CERN has announced the world's most powerful particle accelerator is ready to start delivering proton collisions to experiments at a record-breaking energy level.
The Large Hadron Collider is preparing to deliver data at the unprecedented energy of 13.6 TeV. University of Liverpool scientists are part of the international collaborations that will collect and analyse the data.
This marks the start of the accelerator's third run of data-taking for physics at CERN, on the French-Swiss border near Geneva.
The beam began circulating in April, after more than three years of upgrades and maintenance work to make it even more powerful.
The LHC machine and its injectors had previously been recommissioned to operate with new higher-intensity beams and increased energy.
Beam operators have now announced the beam is stable and ready to start taking data to be used for science.
The LHC will now run around the clock for close to 4 years at the record energy of 13.6 trillion electronvolts (TeV).
Scientists at the University of Liverpool were part of the international effort to improve the performance of three of the LHC's four main experiments - LHCb, ATLAS, and ALICE -in order to increase data samples and generate higher collision energy.
Professor Monica D'Onofrio is team leader for the ATLAS and FASER experiment groups at the University of Liverpool.
She said: "This is a very exciting moment for all of us: after years of work spent to upgrade the ATLAS detector system with new components, improved data readout and improved online selection, we are ready to collect significantly larger data samples, of higher quality than previous runs.
"We will be able to probe the nature of the Higgs boson with unprecedented precision, test whether it decays to new particles, for example those that could make up dark matter, and search for new physics at the highest energy ever reached by an accelerator.
"Our group at Liverpool has been at the forefront of many of these searches and precision measurements since the beginning of the LHC operations, and we are looking forward to starting this new phase of the ATLAS experiment.
"It is also fantastic that, in addition to the four large LHC experiments, several brand-new smaller experiments, built and installed during the long shut down, will see their very first data as Run 3 starts.
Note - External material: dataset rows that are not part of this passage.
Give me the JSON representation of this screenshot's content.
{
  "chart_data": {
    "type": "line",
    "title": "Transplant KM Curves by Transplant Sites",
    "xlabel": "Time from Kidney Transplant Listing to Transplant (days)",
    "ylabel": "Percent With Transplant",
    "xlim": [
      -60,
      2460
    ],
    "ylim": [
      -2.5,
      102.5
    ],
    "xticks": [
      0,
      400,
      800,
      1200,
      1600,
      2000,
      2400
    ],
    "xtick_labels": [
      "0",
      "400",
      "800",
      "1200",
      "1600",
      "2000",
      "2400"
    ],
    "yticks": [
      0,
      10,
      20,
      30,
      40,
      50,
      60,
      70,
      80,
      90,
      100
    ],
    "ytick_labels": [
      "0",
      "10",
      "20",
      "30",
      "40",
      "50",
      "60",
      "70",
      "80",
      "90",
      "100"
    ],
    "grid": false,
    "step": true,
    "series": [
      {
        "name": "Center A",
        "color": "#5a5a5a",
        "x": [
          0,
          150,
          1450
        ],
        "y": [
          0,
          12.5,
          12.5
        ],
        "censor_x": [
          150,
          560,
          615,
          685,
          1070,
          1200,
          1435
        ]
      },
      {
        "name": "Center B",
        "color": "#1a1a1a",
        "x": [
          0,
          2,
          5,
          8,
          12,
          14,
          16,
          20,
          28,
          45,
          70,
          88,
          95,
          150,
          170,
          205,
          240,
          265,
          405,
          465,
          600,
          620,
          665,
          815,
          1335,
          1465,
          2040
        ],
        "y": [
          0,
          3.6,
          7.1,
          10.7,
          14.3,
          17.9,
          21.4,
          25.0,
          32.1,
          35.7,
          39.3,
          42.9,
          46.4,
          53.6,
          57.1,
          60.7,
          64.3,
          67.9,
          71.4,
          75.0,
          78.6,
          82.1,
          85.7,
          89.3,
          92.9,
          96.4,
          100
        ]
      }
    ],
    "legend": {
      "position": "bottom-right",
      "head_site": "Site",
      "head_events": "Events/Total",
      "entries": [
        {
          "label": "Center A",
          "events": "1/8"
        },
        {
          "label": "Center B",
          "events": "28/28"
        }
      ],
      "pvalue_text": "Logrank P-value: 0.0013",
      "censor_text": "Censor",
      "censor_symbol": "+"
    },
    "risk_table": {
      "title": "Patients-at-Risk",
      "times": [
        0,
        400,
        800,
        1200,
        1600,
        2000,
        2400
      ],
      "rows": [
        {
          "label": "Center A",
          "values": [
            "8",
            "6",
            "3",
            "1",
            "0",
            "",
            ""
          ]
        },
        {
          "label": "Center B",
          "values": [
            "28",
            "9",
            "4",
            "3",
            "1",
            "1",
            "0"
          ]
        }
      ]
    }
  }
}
Liverpool is part of FASER, built to search for the decays of hypothesised new particles with a long lifetime produced in LHC collisions that are candidates for dark matter. It will nicely complement the ATLAS physics programme exploring previously uncovered regions. The next years will be undoubtedly compelling, and we are all engaged to make the most out of these fantastic detectors and accelerator."
Professor Marielle Chartier, team leader for the University of Liverpool ALICE experiment said: After nearly ten years of research and development the ALICE experiment has completed major upgrades of its detectors, electronics, triggering and computing systems during the LHC second long shutdown, ready for today's start of its third run of operation. Over the next decade, ALICE will be able to collect much more data from the LHC proton-proton, proton-ion and heavy-ion collisions, much more quickly than before.
"I am personally very excited to see how well the new Silicon Inner Tracking System will perform to achieve high-precision measurements of short-distance dynamics in quantum chromodynamics at high temperature and gain a deeper understanding of the quark-gluon plasma.
"This new detector is the largest silicon pixel tracker ever built and the first that is made entirely of CMOS sensors, making it the most pixelated, as well as thinnest, silicon particle tracker at the LHC.
"The University of Liverpool, in partnership with STFC Daresbury Laboratory, made leading contributions in the construction, assembly and commissioning phases of this giant (approximately 10 m2) digital camera of nearly 13 billion pixels, capable of taking 50,000 pictures per second!"
Liverpool Professor of Particle Physics, Tara Shears, who works on the LHCb experiment, said: "There's so much about the universe that we need to understand: why matter and antimatter are different; what dark matter is made of; whether the new physics we think and hope is out there, somewhere, reveals itself. This is why Run 3 is so important to us. It will give us so much data that we can make a really forensic investigation into all these questions.
"My experiment, LHCb, has been extensively overhauled and upgraded ready for the start of data taking, and at Liverpool we've constructed one of the main particle detectors for it. No-one was expecting a pandemic to hit when we planned this! It's a tribute to the commitment and skill of our fantastic staff at Liverpool that despite all the challenges this intricate detector has been successfully assembled, delivered and installed ready for Run 3. Data from this new detector will make the whole LHCb physics programme possible."
The four big LHC experiments have performed major upgrades to their data readout and selection systems, with new detector systems and computing infrastructure.
The changes will allow them to collect significantly larger data samples, with data of higher quality than in previous runs. The ATLAS and CMS detectors expect to record more collisions during Run 3 than in the two previous physics runs combined. The LHCb experiment underwent a complete revamp and looks to increase its data-taking rate by a factor of 10, while ALICE is aiming at a staggering fifty-time increase in the number of recorded collisions.
With the increased data samples and higher collision energy, Run 3 will further expand the already very diverse LHC physics programme.